The calculation basis of the heat output of components in the cabinet is as follows: (related to the installation of components)
1) Calorific value of frequency converter, transformer, driver, servo amplifier, etc.: calorific value of Rated Power 1KW is about 30 ~ 50W (divided into fan pump load and mechanical load depending on load condition);
2) The calorific value of PLC is about 35 ~ 50W (in groups); the calorific value of industrial computer is calculated according to the size of industrial computer. Generally about 300W / set;
3) Heating capacity of contactor and other components: the rated power is 1kW, about 5 ~ 20W. Compared with high-power heating components, it can be ignored.
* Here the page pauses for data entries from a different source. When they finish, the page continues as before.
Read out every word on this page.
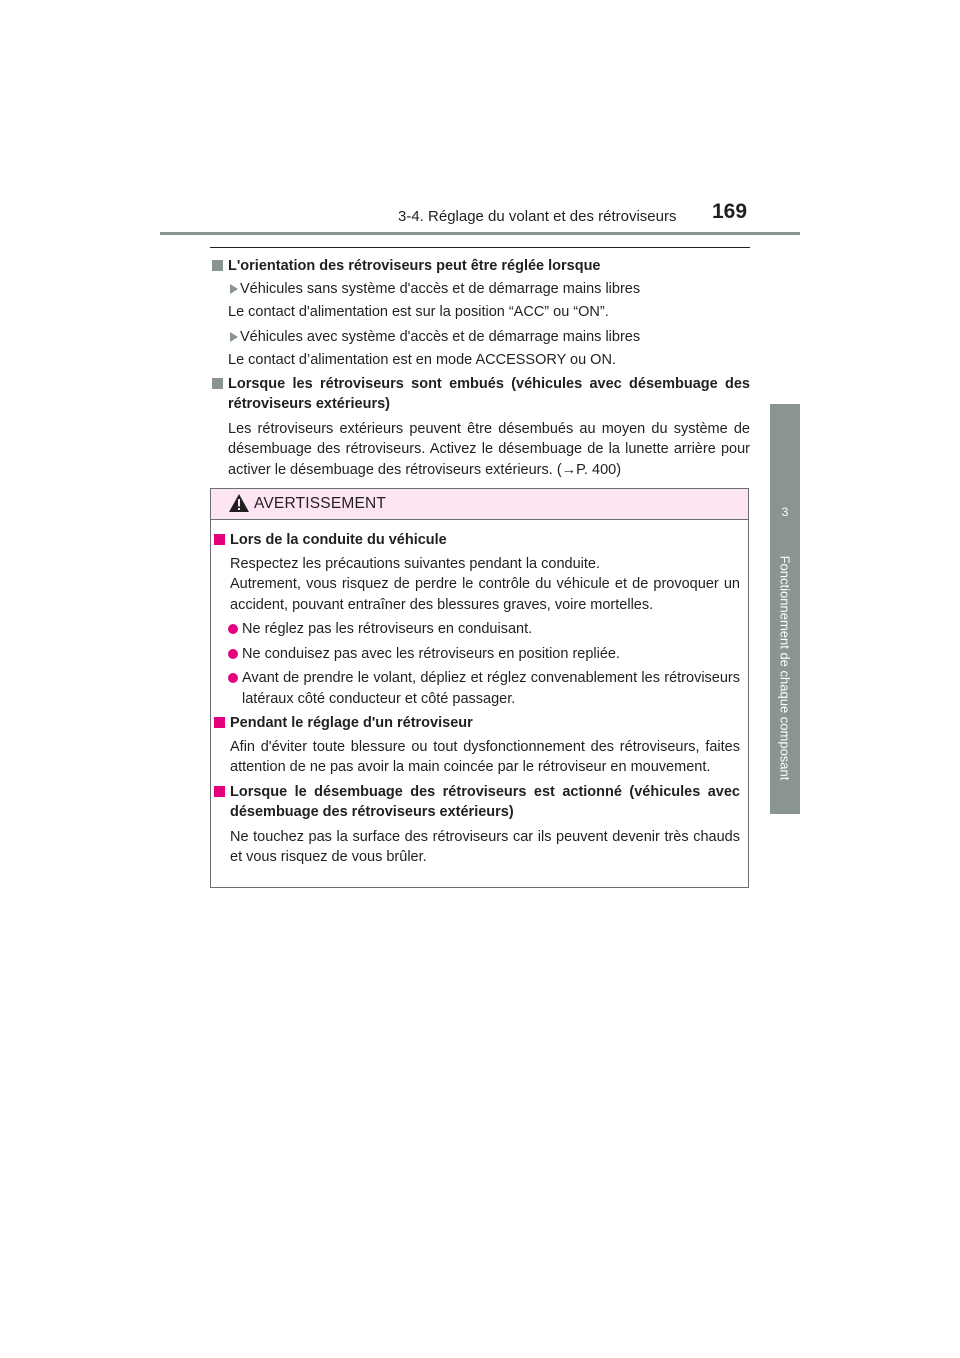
3-4. Réglage du volant et des rétroviseurs 169
3
Fonctionnement de chaque composant

L'orientation des rétroviseurs peut être réglée lorsque

Véhicules sans système d'accès et de démarrage mains libres

Le contact d'alimentation est sur la position “ACC” ou “ON”.

Véhicules avec système d'accès et de démarrage mains libres

Le contact d’alimentation est en mode ACCESSORY ou ON.

Lorsque les rétroviseurs sont embués (véhicules avec désembuage des rétroviseurs extérieurs)

Les rétroviseurs extérieurs peuvent être désembués au moyen du système de désembuage des rétroviseurs. Activez le désembuage de la lunette arrière pour activer le désembuage des rétroviseurs extérieurs. (→P. 400)

AVERTISSEMENT

Lors de la conduite du véhicule

Respectez les précautions suivantes pendant la conduite.

Autrement, vous risquez de perdre le contrôle du véhicule et de provoquer un accident, pouvant entraîner des blessures graves, voire mortelles.

Ne réglez pas les rétroviseurs en conduisant.

Ne conduisez pas avec les rétroviseurs en position repliée.

Avant de prendre le volant, dépliez et réglez convenablement les rétroviseurs latéraux côté conducteur et côté passager.

Pendant le réglage d'un rétroviseur

Afin d'éviter toute blessure ou tout dysfonctionnement des rétroviseurs, faites attention de ne pas avoir la main coincée par le rétroviseur en mouvement.

Lorsque le désembuage des rétroviseurs est actionné (véhicules avec désembuage des rétroviseurs extérieurs)

Ne touchez pas la surface des rétroviseurs car ils peuvent devenir très chauds et vous risquez de vous brûler.
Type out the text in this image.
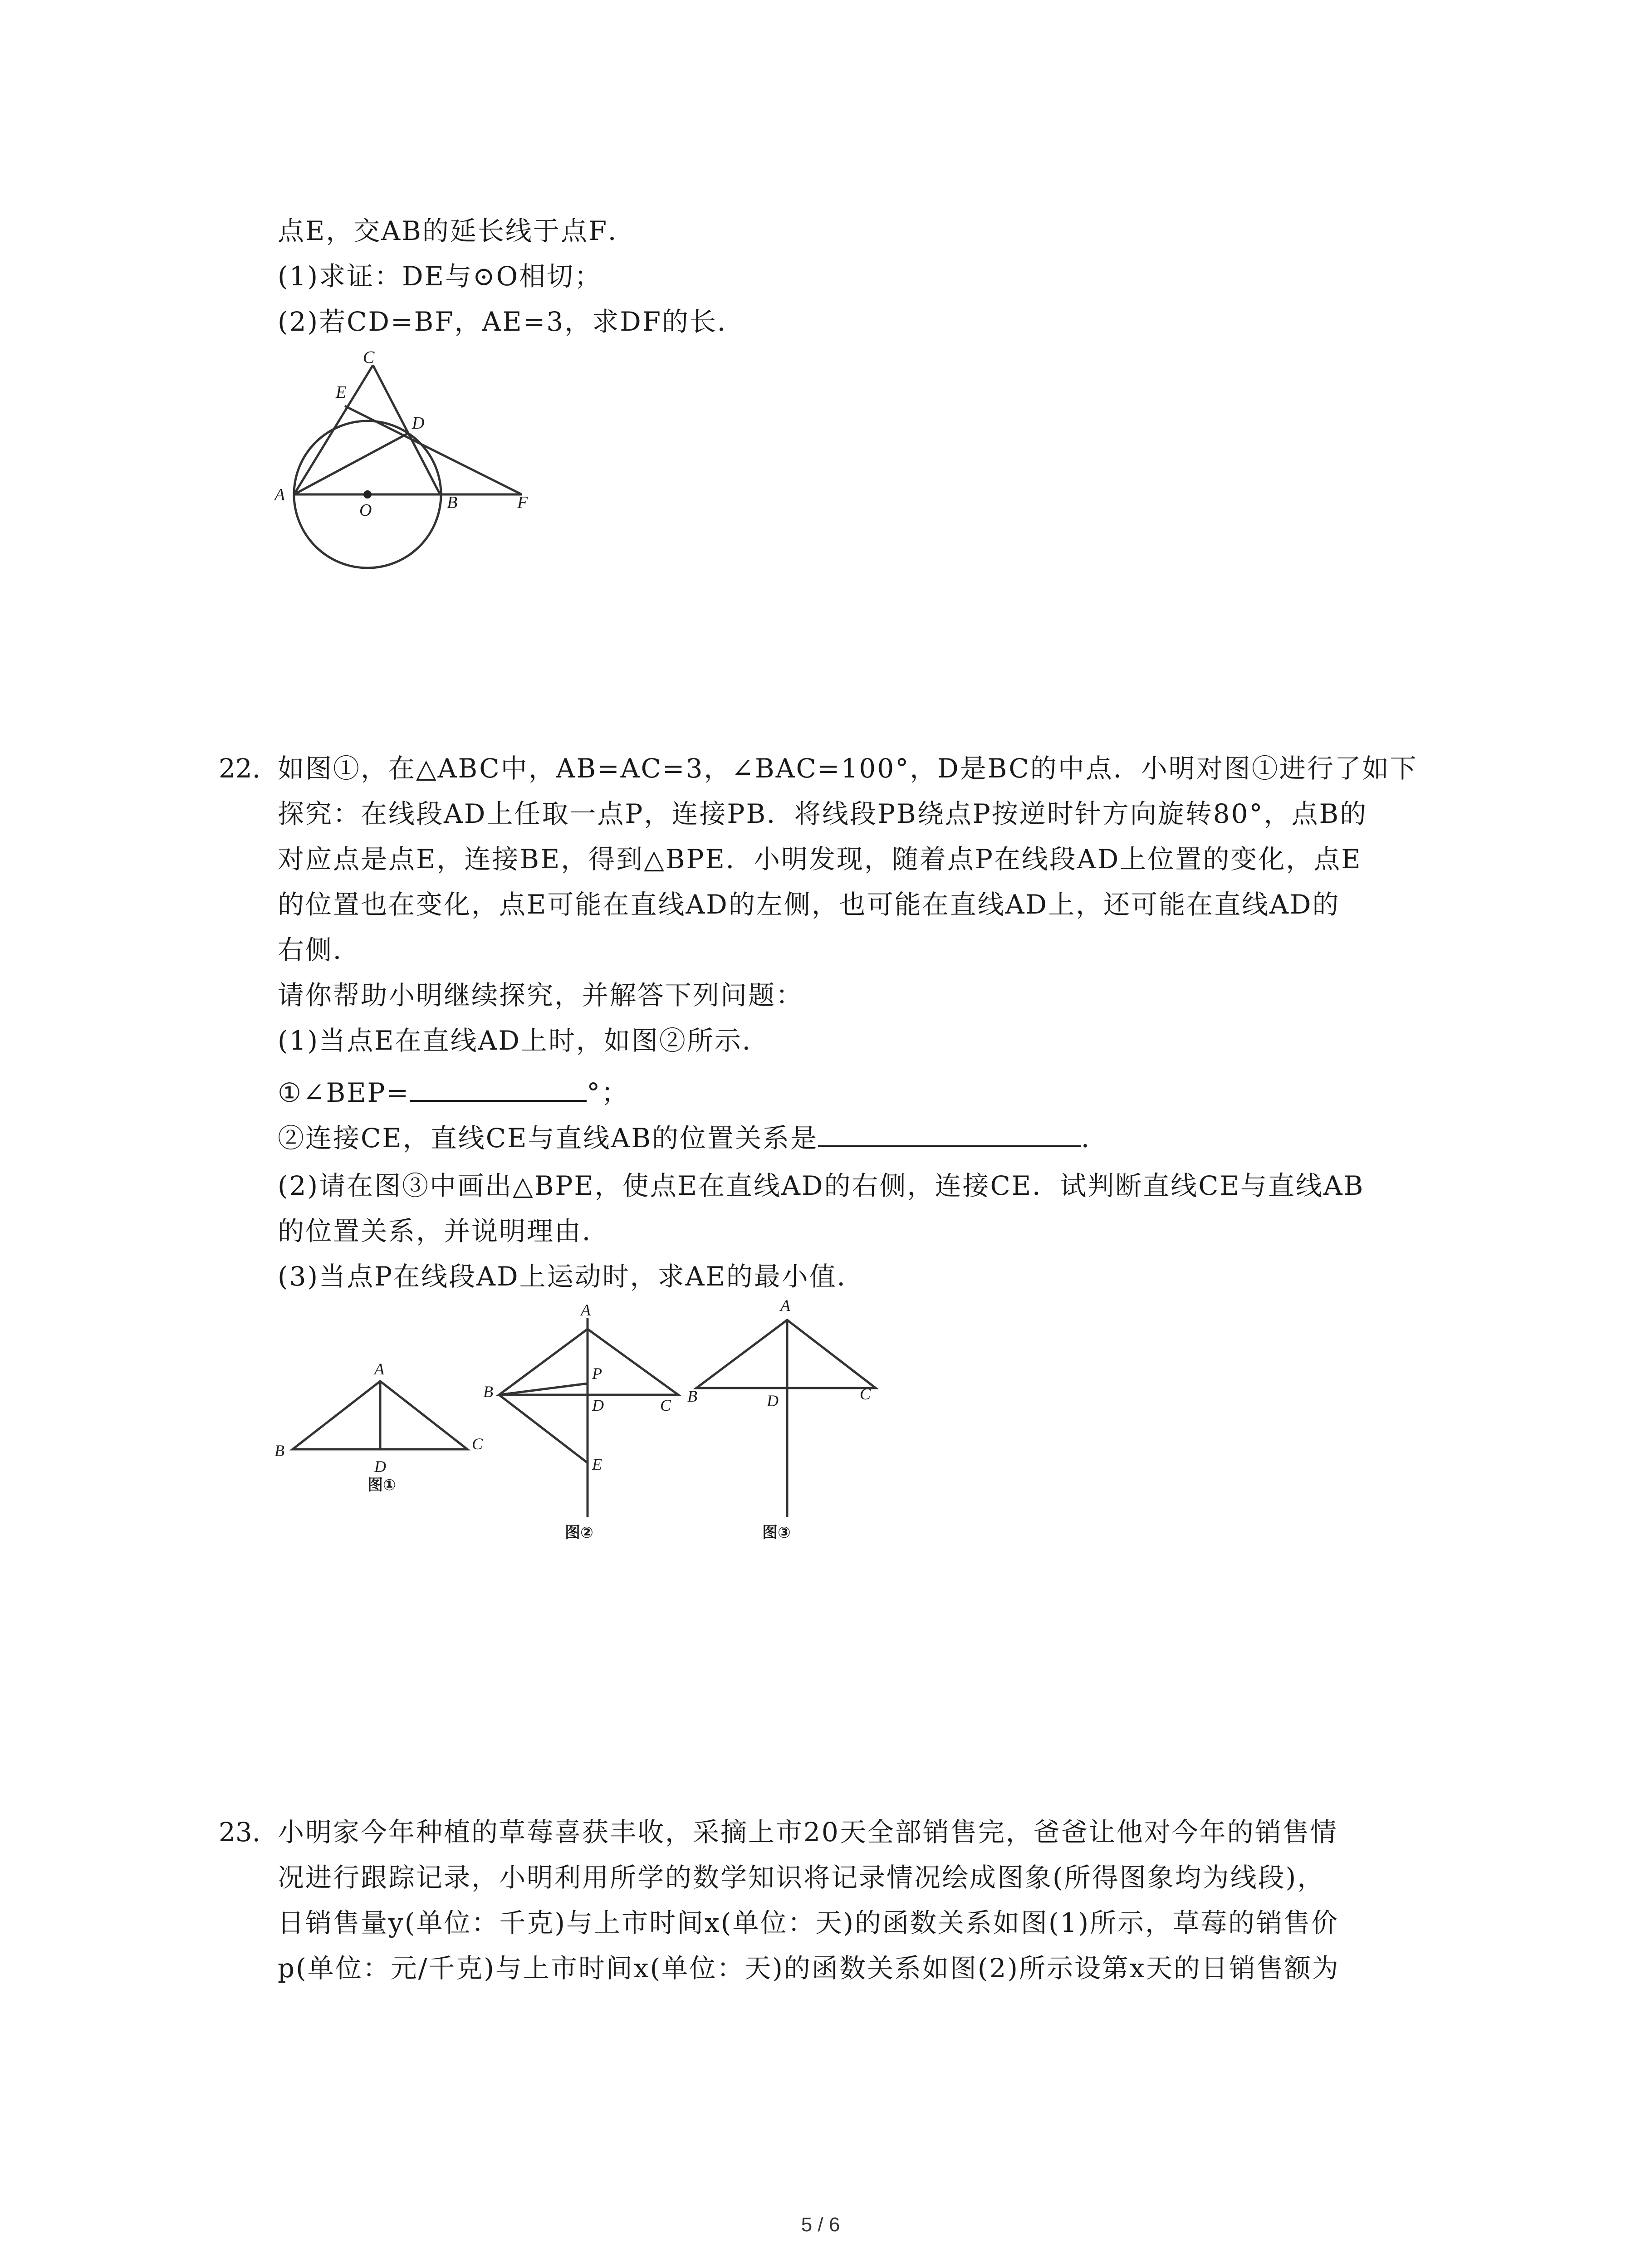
点E，交AB的延长线于点F．
(1)求证：DE与⊙O相切；
(2)若CD=BF，AE=3，求DF的长．
C
E
D
A
O	B	F
A
B	C
D
图①
A
B
C
D
P
E
图②
A
B	C
D
图③
22. 如图①，在△ABC中，AB=AC=3，∠BAC=100°，D是BC的中点．小明对图①进行了如下
探究：在线段AD上任取一点P，连接PB．将线段PB绕点P按逆时针方向旋转80°，点B的
对应点是点E，连接BE，得到△BPE．小明发现，随着点P在线段AD上位置的变化，点E
的位置也在变化，点E可能在直线AD的左侧，也可能在直线AD上，还可能在直线AD的
右侧．
请你帮助小明继续探究，并解答下列问题：
(1)当点E在直线AD上时，如图②所示．
①∠BEP=	°；
②连接CE，直线CE与直线AB的位置关系是	．
(2)请在图③中画出△BPE，使点E在直线AD的右侧，连接CE．试判断直线CE与直线AB
的位置关系，并说明理由．
(3)当点P在线段AD上运动时，求AE的最小值．
23. 小明家今年种植的草莓喜获丰收，采摘上市20天全部销售完，爸爸让他对今年的销售情
况进行跟踪记录，小明利用所学的数学知识将记录情况绘成图象(所得图象均为线段)，
日销售量y(单位：千克)与上市时间x(单位：天)的函数关系如图(1)所示，草莓的销售价
p(单位：元/千克)与上市时间x(单位：天)的函数关系如图(2)所示设第x天的日销售额为
5 / 6
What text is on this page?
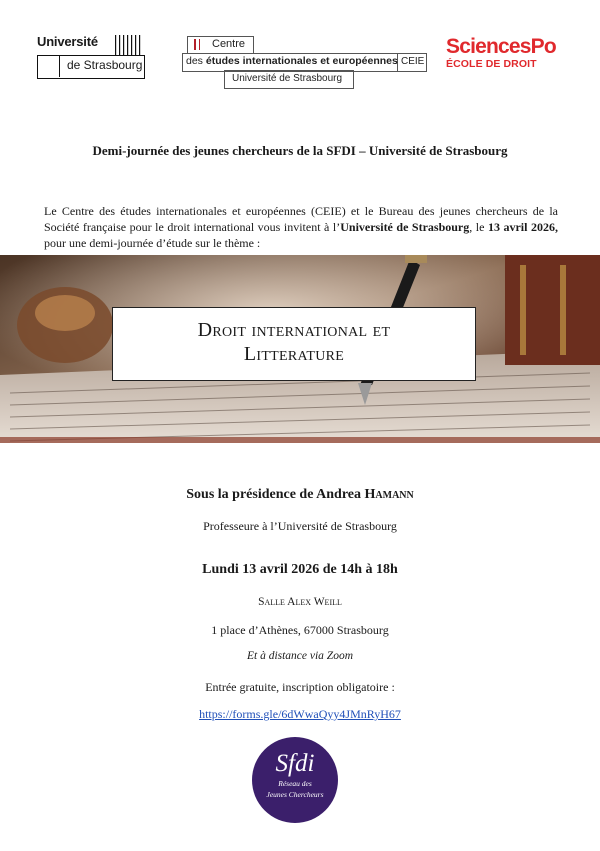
Université
de Strasbourg
Centre
des études internationales et européennes CEIE
Université de Strasbourg
SciencesPo
ÉCOLE DE DROIT
Demi-journée des jeunes chercheurs de la SFDI – Université de Strasbourg
Le Centre des études internationales et européennes (CEIE) et le Bureau des jeunes chercheurs de la Société française pour le droit international vous invitent à l’Université de Strasbourg, le 13 avril 2026, pour une demi-journée d’étude sur le thème :
Droit international et
Litterature
Sous la présidence de Andrea Hamann
Professeure à l’Université de Strasbourg
Lundi 13 avril 2026 de 14h à 18h
Salle Alex Weill
1 place d’Athènes, 67000 Strasbourg
Et à distance via Zoom
Entrée gratuite, inscription obligatoire :
https://forms.gle/6dWwaQyy4JMnRyH67
Sfdi
Réseau des
Jeunes Chercheurs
4) Heating capacity of general server: about 280-500w; heating capacity of UPS: 20% of power
For example, when the frequency converter works at full load, its total loss (converted into heat) is about 3% ~ 5% of the rated power of the system. It can be calculated that the loss is about 30W ~ 50W when the 1kW frequency converter works at full load.
5) The heating of SCR is 2W / A; the DC driver is 1kW, about 7W ~ 10W.
The formula to be used is as follows:
Q t = (Q i + Q r )*1.2
Q T: total heat generated by cabinet (unit: W)
Q I: total heat generated in cabinet (unit: W)
Q R: heat transferred from the outside of the cabinet to the inside of the cabinet (unit: W)
Q I: total heat generated in cabinet (unit: W)
Q r = k * a * Δ t k: heat transfer coefficient
1) K = 5.5w/m2. K steel cabinet
2) K = 12.0w/m2. K aluminum magnesium alloy cabinet
3) K = 0.2w/m2. K plastic material cabinet
A: Surface area of cabinet (unit: m2)
Δ t = t 1 - T 2 (unit: ℃)
T 1: maximum temperature outside the cabinet T 2: control temperature inside the cabinet
For example, the external dimension of a steel cabinet is: length * height * thickness: 1500 * 2000 * 800 mm, the heat generated by the heating elements inside the cabinet is 1000W, the control temperature inside the cabinet is 28 ℃, and the outside temperature is 35 ℃. How much cooling capacity is suitable for this cabinet?
Solution: the surface area of the cabinet is a = 1.5 * 2 * 2 + 0.8 * 2 * 2 + 1.5 * 0.8 = 10.4 m2
Heat transferred from the outside of the cabinet to the inside of the cabinet: Q r = k * a * Δ t = 5.5 * 10.4 * (35-28) = 400.4w
Total heat generated by cabinet: Q T = (Q I + Q R) * 1.2 = (1000 + 400.4) * 1.2 = 1680.48 w
Therefore, the cabinet air conditioner with a refrigerating capacity of 2000W is selected.